The instance in Aardvark shows that although there was an error in the intial investigation (and there always is one at least with teeth on it), it was possible to get around the problem and get a solution out which didn't break the bank.  Although 10% is a major slice of development at the end of the cycle (remember the Zeno theorem of software development, its never finished just insufficiently tested and the further you go along the further the goal appears), and that suggests there was either some major refactoring or it was just difficult and needed a slew of testing.

When confronted by a BDUF leviathan one has to go guerilla, yes that's the requirements, but here's our response and its leaner and meaner than yours.

Developing Software is not the same as Architecture for Buildings and making that mistake has been the cause of most of the Death March events.
Simon Lucy Send private email
Thursday, August 18, 2005
 
 
Crimson wrote:
"The sweet spot is to figure out when to stop specifiying and to start coding."

You can't prevent all code re-writes and bug fixes, but I found it shocking to descover how many can be prevented simply by learning from past mistakes (reports of 50% - 70% exist). One rule of thumb is to only stop writing the spec if you are fairly sure you are not going to repeat any past mistakes.
Eddy Send private email
Thursday, August 18, 2005
 
 
> I'm a BDUF apostate. I used to be a firm believer, but
> the simple fact is that my customers don't have the
> first clue what they really want until they get to
> play with something that's in the ballpark.

I've found (during my admittedly limited experience) that customers know what they want, but you have to draw it out of them. They're usually awful at drawing up a spec, which sometimes, unbelievably, they're asked to do. When they start specifying what kind of buttons are on the screen and the types of fields in databases it turns into a complete disaster.
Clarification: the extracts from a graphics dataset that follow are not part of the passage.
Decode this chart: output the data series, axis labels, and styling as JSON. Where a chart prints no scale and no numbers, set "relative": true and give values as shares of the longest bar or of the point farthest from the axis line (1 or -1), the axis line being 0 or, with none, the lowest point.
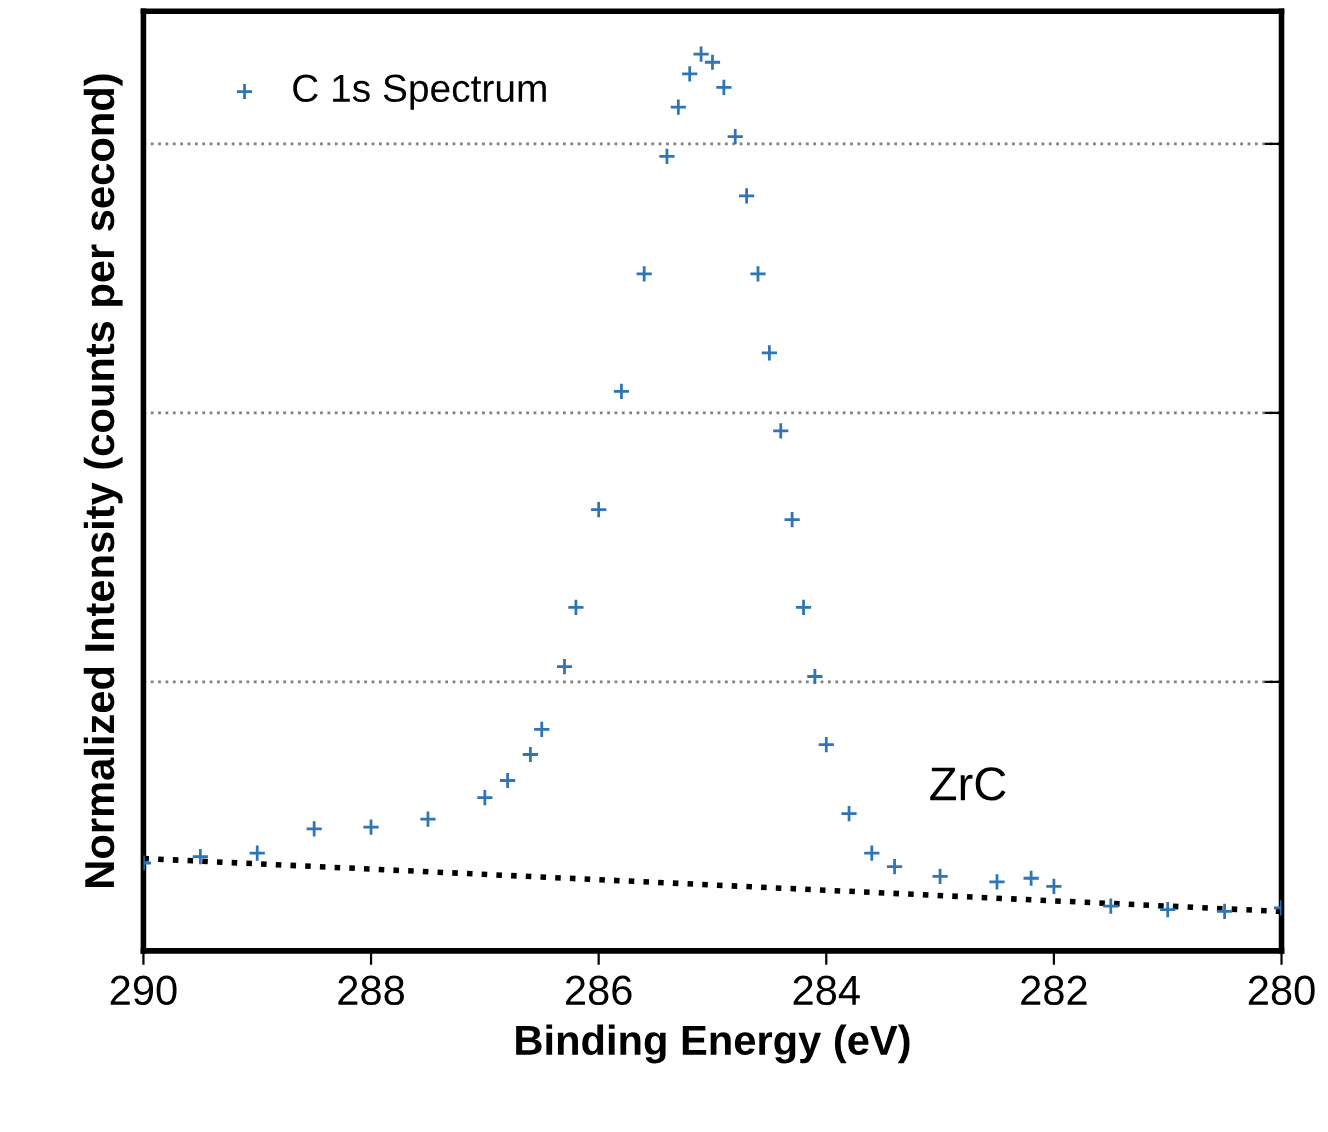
{
  "chart_data": {
    "type": "scatter",
    "xlabel": "Binding Energy (eV)",
    "ylabel": "Normalized Intensity (counts per second)",
    "relative": true,
    "xlim": [
      290,
      280
    ],
    "xticks": [
      290,
      288,
      286,
      284,
      282,
      280
    ],
    "grid": "y",
    "legend": "top left",
    "annotations": [
      "ZrC"
    ],
    "series": [
      {
        "name": "C 1s Spectrum",
        "color": "#2e75b6",
        "marker": "cross",
        "x": [
          290,
          289.5,
          289,
          288.5,
          288,
          287.5,
          287,
          286.8,
          286.6,
          286.5,
          286.3,
          286.2,
          286.0,
          285.8,
          285.6,
          285.4,
          285.3,
          285.2,
          285.1,
          285.0,
          284.9,
          284.8,
          284.7,
          284.6,
          284.5,
          284.4,
          284.3,
          284.2,
          284.1,
          284.0,
          283.8,
          283.6,
          283.4,
          283.0,
          282.5,
          282.2,
          282.0,
          281.5,
          281.0,
          280.5,
          280.0
        ],
        "values": [
          0.098,
          0.105,
          0.109,
          0.136,
          0.138,
          0.147,
          0.171,
          0.19,
          0.219,
          0.247,
          0.317,
          0.383,
          0.492,
          0.624,
          0.755,
          0.886,
          0.941,
          0.978,
          1.0,
          0.991,
          0.963,
          0.908,
          0.842,
          0.755,
          0.667,
          0.58,
          0.481,
          0.383,
          0.306,
          0.23,
          0.153,
          0.109,
          0.094,
          0.083,
          0.077,
          0.081,
          0.072,
          0.05,
          0.046,
          0.044,
          0.048
        ]
      },
      {
        "type": "line",
        "color": "#000000",
        "line_style": "dotted",
        "x": [
          290,
          280
        ],
        "values": [
          0.103,
          0.044
        ]
      }
    ]
  }
}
OTOH, when a programmer/architect starts deciding or assuming that they know what people want it also turns disastrous.

The spec I've worked on that worked the best worked out because:

1) The customer interviewed potential users and sent around questionnaires.
2) The customer didn't write a full spec - just an outline of the problem. I drew up a rough design from that - gave them a powerpoint presentation on it and they completely changed half of it.
3) I rewrote it and we did the same again and then I started the application.

It worked because the customer and I shared an identical, accurate and clear conception of what the application would be like.